Missed what I’ve been doing with Music Video Anatomy? For the most recent installments, I covered Jay Park’s 몸매 (MOMMAE) and Taeyang’s MA GIRL! This time though, we’re looking at a girl group that probably should’ve quit before they got started… the since disbanded WA$$UP.
Title: WA$$UP (와썹)
Artist: :WA$$UP
Setting:
The main setting of WA$$UP’s debut video is a basketball court in the middle of a city – I’m honestly still not sure if this was filmed in Korea or in the United States, actually. It’s an unsubtle callback to the origins of hip hop and teenagers coming up with rhymes while playing around in their neighborhoods. (Think of the kind of setting early in Netflix’s Roxanne Roxanne!)
There’s also a dark alley where one of the members does her own spin on ghost riding next to a very expensive car that I would be worried about crashing. I don’t think it adds anything to the music video, but it’s just… funny to me.
Sound:
Normally, I try to be fair and relatively unbiased while covering these music videos, but friends? WA$$UP is a bad debut. It genuinely sounds bad. I simply do not understand why this song sounds the way it does, barely tapped into recognizable hip hop sounds and with a very annoying chorus (pre-chorus?). I go back and listen to a lot of idol hip hop and straight up hip hop from the same time period and I get where those artists are coming from and how the producers got us to the hip hop concept seen in the video.
I can’t really do that here. I can’t pinpoint what it was trying to do when the visuals are more “hip hop” than the vocals and the group’s attempts at rap are lackluster at best.
Styling:
It shouldn’t be a surprise that the young women of WA$$UP came with the hood cosplay dialed up to five for their debut music video. Afterall, this was a group that was created to spread the message of hip hop to some extent.
I think it’s actually a miracle that they stuck to video vixen esque clothing for the group and basketball fits for the dudes instead of doing full on appropriation. The look in the video is adjacent to appropriation – because I guess Black people don’t own those fits the way we do braids (this is a JOKE) – so it’s almost like a sense of “what’s going on here” without being able to fully express why there’s discomfort with the performance.
(I’m also still trying to figure out if the girls were spray tanned for this or if we’re dealing with a combination of naturally darker complexions and weird lighting. If you know, let me know!)
Full Thoughts
I get such a strange kick out of WA$$UP as a group and as a song. The description from this video in particular – unsure if it’s on any of their other videos – cracks me up:
New 7 Hip Hop girls debut with first single album [Wa$$up]! Title song Wa$$up is exciting dance song based on club beats, funny lyrics, and comfortable melody line. Also Wa$$up added sexy dance on music and it is highly expected to be released. They practiced much time on Twerking and put it into choreography. It will be one of the greatest points to watch twerking in the MV.
7 new ladies will show great and sexy performance with first album [Wa$$up]. So please be ready to welcome warmly!

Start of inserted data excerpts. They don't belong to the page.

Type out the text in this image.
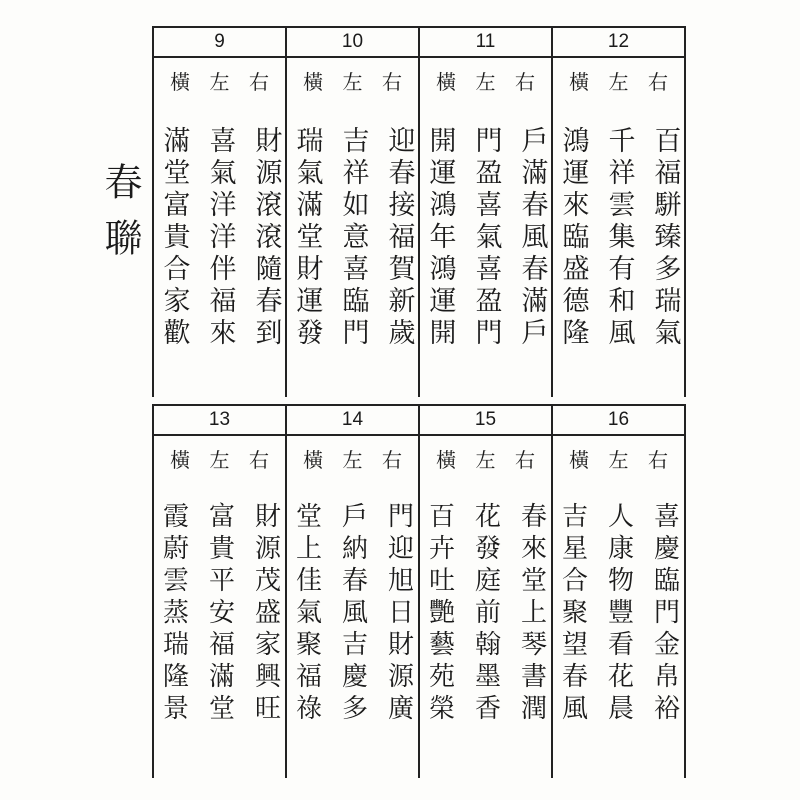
春聯
9
右
左
橫
財源滾滾隨春到
喜氣洋洋伴福來
滿堂富貴合家歡
10
右
左
橫
迎春接福賀新歲
吉祥如意喜臨門
瑞氣滿堂財運發
11
右
左
橫
戶滿春風春滿戶
門盈喜氣喜盈門
開運鴻年鴻運開
12
右
左
橫
百福駢臻多瑞氣
千祥雲集有和風
鴻運來臨盛德隆
13
右
左
橫
財源茂盛家興旺
富貴平安福滿堂
霞蔚雲蒸瑞隆景
14
右
左
橫
門迎旭日財源廣
戶納春風吉慶多
堂上佳氣聚福祿
15
右
左
橫
春來堂上琴書潤
花發庭前翰墨香
百卉吐艷藝苑榮
16
右
左
橫
喜慶臨門金帛裕
人康物豐看花晨
吉星合聚望春風
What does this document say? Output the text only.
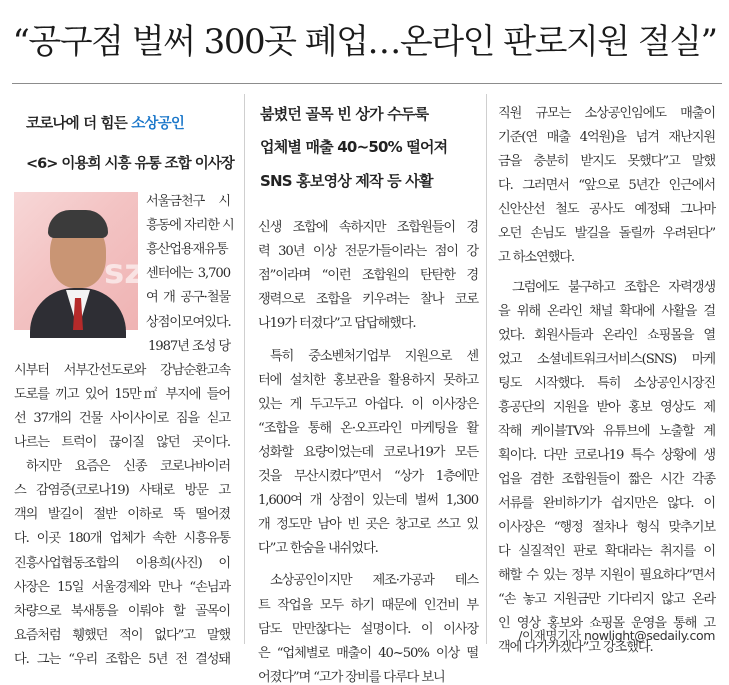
“공구점 벌써 300곳 폐업…온라인 판로지원 절실”
코로나에 더 힘든 소상공인
<6> 이용희 시흥 유통 조합 이사장
sz
붐볐던 골목 빈 상가 수두룩
업체별 매출 40~50% 떨어져
SNS 홍보영상 제작 등 사활
서울금천구 시
흥동에 자리한 시
흥산업용재유통
센터에는 3,700
여 개 공구·철물
상점이모여있다.
1987년 조성 당
시부터 서부간선도로와 강남순환고속
도로를 끼고 있어 15만㎡ 부지에 들어
선 37개의 건물 사이사이로 짐을 싣고
나르는 트럭이 끊이질 않던 곳이다.
하지만 요즘은 신종 코로나바이러
스 감염증(코로나19) 사태로 방문 고
객의 발길이 절반 이하로 뚝 떨어졌
다. 이곳 180개 업체가 속한 시흥유통
진흥사업협동조합의 이용희(사진) 이
사장은 15일 서울경제와 만나 “손님과
차량으로 북새통을 이뤄야 할 골목이
요즘처럼 휑했던 적이 없다”고 말했
다. 그는 “우리 조합은 5년 전 결성돼
신생 조합에 속하지만 조합원들이 경
력 30년 이상 전문가들이라는 점이 강
점”이라며 “이런 조합원의 탄탄한 경
쟁력으로 조합을 키우려는 찰나 코로
나19가 터졌다”고 답답해했다.
특히 중소벤처기업부 지원으로 센
터에 설치한 홍보관을 활용하지 못하고
있는 게 두고두고 아쉽다. 이 이사장은
“조합을 통해 온·오프라인 마케팅을 활
성화할 요량이었는데 코로나19가 모든
것을 무산시켰다”면서 “상가 1층에만
1,600여 개 상점이 있는데 벌써 1,300
개 정도만 남아 빈 곳은 창고로 쓰고 있
다”고 한숨을 내쉬었다.
소상공인이지만 제조·가공과 테스
트 작업을 모두 하기 때문에 인건비 부
담도 만만찮다는 설명이다. 이 이사장
은 “업체별로 매출이 40~50% 이상 떨
어졌다”며 “고가 장비를 다루다 보니
직원 규모는 소상공인임에도 매출이
기준(연 매출 4억원)을 넘겨 재난지원
금을 충분히 받지도 못했다”고 말했
다. 그러면서 “앞으로 5년간 인근에서
신안산선 철도 공사도 예정돼 그나마
오던 손님도 발길을 돌릴까 우려된다”
고 하소연했다.
그럼에도 불구하고 조합은 자력갱생
을 위해 온라인 채널 확대에 사활을 걸
었다. 회원사들과 온라인 쇼핑몰을 열
었고 소셜네트워크서비스(SNS) 마케
팅도 시작했다. 특히 소상공인시장진
흥공단의 지원을 받아 홍보 영상도 제
작해 케이블TV와 유튜브에 노출할 계
획이다. 다만 코로나19 특수 상황에 생
업을 겸한 조합원들이 짧은 시간 각종
서류를 완비하기가 쉽지만은 않다. 이
이사장은 “행정 절차나 형식 맞추기보
다 실질적인 판로 확대라는 취지를 이
해할 수 있는 정부 지원이 필요하다”면서
“손 놓고 지원금만 기다리지 않고 온라
인 영상 홍보와 쇼핑몰 운영을 통해 고
객에 다가가겠다”고 강조했다.
/이재명기자 nowlight@sedaily.com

WA$$UP debuted with their first single album WA$$UP back on August 16, 2013… a little over two months after BTS’ own hood-cosplay laden debut “No More Dream”.
I know the young women of WA$$UP can and do (largely) stand on their own, but for me, what captures my mind when I look at the group and do a bit of research is that WA$$UP almost feels like a Mirrorverse version of BTS. I bring this up because as someone coming into BTS fandom later on and listening to WA$$UP’s music right after they disbanded, I see a lot of similarities in the two group’s stated goals – but that’s about it.
According to the Wikipedia page for the group, Sony Music said that “WA$$UP will be different from other girl groups. They aim to spread hip hop music through their numerous activities.” Those “numerous activities”?
Oh, just things like twerking. (Poorly.)
Their goal was to spread hip-hop music – with a side of dancehall – wherever they went. Unfortunately, their understanding of hip hop music and hip hop culture(s) was… limited. When you watch a WA$$UP video, including this one, you’ll be stunned by how much these young women relied on a really specific, stereotypical performance of Blackness to make their temporary mark on the K-pop scene.
I know I said everything is fake and authenticity in hip hop means a lot more/less than you’d think it does just last year… but this really is a frustrating level of faking. WA$$UP was a group full of relatively talented young women (as several of them would go on to semi-successful solo careers) who are performing hip hop culture for an audience of assumed outsiders –
So why did their debut look and sound like this?